『劇場版モノノ怪 唐傘』:人気テレビアニメが17年ぶりに映画で復活 監督が語るシリーズの現在地
大奥を通して「社会」を描く
新たな物語の舞台は“大奥”だ。世を統べる天子の世継ぎを産むべく、各地から女性たちが集められた男子禁制の場にして、政治との深いつながりを持つ官僚機構でもある。ここに新人女中のアサ(声・黒沢ともよ)とカメ(声・悠木碧)がやってきたことから、モノノ怪「唐傘」をめぐる悲劇が起こる。 中村監督が「新作を作る以上、絶対に妥協しないと決めていた」と語るように、脚本の開発には約2年が費やされた。あらかじめ大奥を舞台にすることは決まっており、数々のプロットを検討したものの、現代にふさわしいテーマがなかなか見つからなかったのだ。
そんな中、監督が強い関心を持ったのが“合成の誤謬(ごびゅう)”というテーマだった。経済学用語で、一個人や一企業に好ましい結果をもたらす行為が、より広い視点で見れば失敗につながることを指す言葉である。 「集団と個人が、どこかで必ずズレてしまう──これはおそらく、古代から現代、そして未来に至るまで、人間が感情を持って社会を形成するうちはずっと存在する問題です。集団とのズレから生まれる苦しみやつらさが“情念”になるのなら、これは現在ならではの、今の観客がリアリティを感じられる『モノノ怪』を作れると思いました。これまでは個人の情念を描いてきましたが、今回は集団の情念を扱う“社会の話”にしようと」
優れた頭脳でテキパキと仕事をこなし、大奥になじんでいくアサ。大奥に憧れながら、不器用ゆえに周囲の反感を買うカメ。まるで正反対の性質を持つ二人は、すぐに特別な絆で結ばれる。そんな中、最高職位“御年寄”の歌山(声・小山茉美)は、人々に「大奥に貢献せよ」と呼びかけながら、自身はある秘密を隠していた。やがて怪異が起こり、女中たちの情念がうごめき始める──。 「大奥の話にしようと決めていたのは、ビジュアル的な理由もありますし、『モノノ怪』との組み合わせでおもしろそうだと思ってもらえるフックを作りたかったからです」と監督は語る。
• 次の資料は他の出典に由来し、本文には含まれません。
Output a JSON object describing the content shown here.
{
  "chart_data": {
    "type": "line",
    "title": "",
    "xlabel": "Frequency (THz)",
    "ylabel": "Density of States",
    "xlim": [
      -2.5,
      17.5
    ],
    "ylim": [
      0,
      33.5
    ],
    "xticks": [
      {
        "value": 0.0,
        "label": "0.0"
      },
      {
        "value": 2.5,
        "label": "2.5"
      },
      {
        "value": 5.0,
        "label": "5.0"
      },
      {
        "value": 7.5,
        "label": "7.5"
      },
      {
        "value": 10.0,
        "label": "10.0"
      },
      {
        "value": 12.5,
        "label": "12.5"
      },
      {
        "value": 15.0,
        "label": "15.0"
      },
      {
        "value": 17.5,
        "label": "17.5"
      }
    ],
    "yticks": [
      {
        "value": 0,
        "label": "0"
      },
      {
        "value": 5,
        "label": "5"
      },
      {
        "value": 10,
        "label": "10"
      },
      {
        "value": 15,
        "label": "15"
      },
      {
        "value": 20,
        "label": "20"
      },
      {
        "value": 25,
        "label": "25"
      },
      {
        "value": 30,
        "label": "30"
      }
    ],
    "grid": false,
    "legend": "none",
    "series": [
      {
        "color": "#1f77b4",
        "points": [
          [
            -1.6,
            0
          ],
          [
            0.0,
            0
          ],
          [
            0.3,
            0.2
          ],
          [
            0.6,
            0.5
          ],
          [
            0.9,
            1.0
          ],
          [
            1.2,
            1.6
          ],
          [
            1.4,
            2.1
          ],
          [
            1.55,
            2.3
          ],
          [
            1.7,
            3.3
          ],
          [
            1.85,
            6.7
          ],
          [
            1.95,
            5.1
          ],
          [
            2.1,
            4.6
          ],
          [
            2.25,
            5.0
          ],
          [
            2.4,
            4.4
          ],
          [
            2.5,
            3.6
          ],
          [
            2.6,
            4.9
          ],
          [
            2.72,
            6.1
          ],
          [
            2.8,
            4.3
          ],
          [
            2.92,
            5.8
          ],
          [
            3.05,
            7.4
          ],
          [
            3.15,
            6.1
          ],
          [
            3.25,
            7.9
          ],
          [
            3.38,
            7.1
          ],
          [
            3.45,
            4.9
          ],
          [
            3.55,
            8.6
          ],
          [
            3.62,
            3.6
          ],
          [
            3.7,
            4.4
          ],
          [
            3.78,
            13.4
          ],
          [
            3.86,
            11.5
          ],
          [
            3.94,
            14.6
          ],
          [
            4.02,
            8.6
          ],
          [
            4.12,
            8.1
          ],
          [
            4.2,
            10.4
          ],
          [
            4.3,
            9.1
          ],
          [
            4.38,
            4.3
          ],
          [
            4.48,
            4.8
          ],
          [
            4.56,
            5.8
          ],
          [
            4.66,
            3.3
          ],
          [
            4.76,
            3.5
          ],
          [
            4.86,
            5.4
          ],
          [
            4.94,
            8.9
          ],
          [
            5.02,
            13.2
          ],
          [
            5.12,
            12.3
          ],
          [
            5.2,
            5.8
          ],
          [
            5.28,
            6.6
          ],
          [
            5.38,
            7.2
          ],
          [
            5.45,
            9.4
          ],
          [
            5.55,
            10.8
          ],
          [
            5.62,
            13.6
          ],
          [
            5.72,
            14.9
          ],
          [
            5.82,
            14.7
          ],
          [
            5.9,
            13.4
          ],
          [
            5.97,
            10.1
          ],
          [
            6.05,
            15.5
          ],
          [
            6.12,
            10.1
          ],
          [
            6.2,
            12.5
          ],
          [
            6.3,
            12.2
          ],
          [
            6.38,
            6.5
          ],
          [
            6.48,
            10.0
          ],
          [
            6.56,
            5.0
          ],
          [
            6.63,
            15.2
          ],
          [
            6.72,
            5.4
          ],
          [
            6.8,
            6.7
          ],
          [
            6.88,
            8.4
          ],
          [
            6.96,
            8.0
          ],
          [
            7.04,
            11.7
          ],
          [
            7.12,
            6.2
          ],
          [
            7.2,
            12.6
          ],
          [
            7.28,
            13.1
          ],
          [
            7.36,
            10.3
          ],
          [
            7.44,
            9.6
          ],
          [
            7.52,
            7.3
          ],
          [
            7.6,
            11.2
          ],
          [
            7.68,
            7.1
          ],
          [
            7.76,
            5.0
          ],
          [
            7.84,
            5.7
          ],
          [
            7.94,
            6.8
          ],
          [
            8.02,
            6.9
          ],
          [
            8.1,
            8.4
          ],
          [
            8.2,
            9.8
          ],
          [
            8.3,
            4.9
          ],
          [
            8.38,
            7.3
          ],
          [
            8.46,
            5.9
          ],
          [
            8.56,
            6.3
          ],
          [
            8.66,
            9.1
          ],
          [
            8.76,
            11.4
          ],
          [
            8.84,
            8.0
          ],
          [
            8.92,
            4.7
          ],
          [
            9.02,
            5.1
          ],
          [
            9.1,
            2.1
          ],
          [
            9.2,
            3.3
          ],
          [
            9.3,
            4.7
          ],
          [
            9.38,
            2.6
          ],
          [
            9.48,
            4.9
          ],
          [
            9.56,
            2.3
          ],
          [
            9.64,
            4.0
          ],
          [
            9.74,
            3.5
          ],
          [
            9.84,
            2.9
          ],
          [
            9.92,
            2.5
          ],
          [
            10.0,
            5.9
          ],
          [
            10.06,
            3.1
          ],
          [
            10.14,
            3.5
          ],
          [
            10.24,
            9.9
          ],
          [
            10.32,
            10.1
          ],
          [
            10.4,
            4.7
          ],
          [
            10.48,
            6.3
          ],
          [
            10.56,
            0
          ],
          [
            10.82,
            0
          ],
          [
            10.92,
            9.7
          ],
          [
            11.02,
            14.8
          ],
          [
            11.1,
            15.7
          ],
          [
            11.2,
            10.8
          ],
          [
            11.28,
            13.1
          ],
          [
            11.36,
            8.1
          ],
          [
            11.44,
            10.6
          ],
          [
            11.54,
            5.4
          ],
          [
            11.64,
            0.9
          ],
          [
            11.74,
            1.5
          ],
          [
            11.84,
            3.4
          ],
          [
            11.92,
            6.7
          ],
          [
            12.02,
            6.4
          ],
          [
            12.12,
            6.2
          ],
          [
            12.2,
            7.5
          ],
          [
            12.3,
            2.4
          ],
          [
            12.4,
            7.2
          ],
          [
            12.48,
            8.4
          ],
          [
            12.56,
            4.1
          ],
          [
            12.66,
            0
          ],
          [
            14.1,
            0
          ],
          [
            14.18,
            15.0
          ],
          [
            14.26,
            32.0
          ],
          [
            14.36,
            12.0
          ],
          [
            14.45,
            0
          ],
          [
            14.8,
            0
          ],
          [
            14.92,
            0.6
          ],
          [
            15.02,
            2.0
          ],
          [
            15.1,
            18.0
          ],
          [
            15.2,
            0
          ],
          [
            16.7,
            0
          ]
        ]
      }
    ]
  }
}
「結果的に、“合成の誤謬”というテーマとの相性もすごく良かったですね」 ※編集部よりおわび:コメント欄に「アサとカメの説明が逆では?」とありましたが、ご指摘の通りに修正いたしました。読者と関係者のみなさまにおわびするとともに、コメントをくださった方に感謝申し上げます。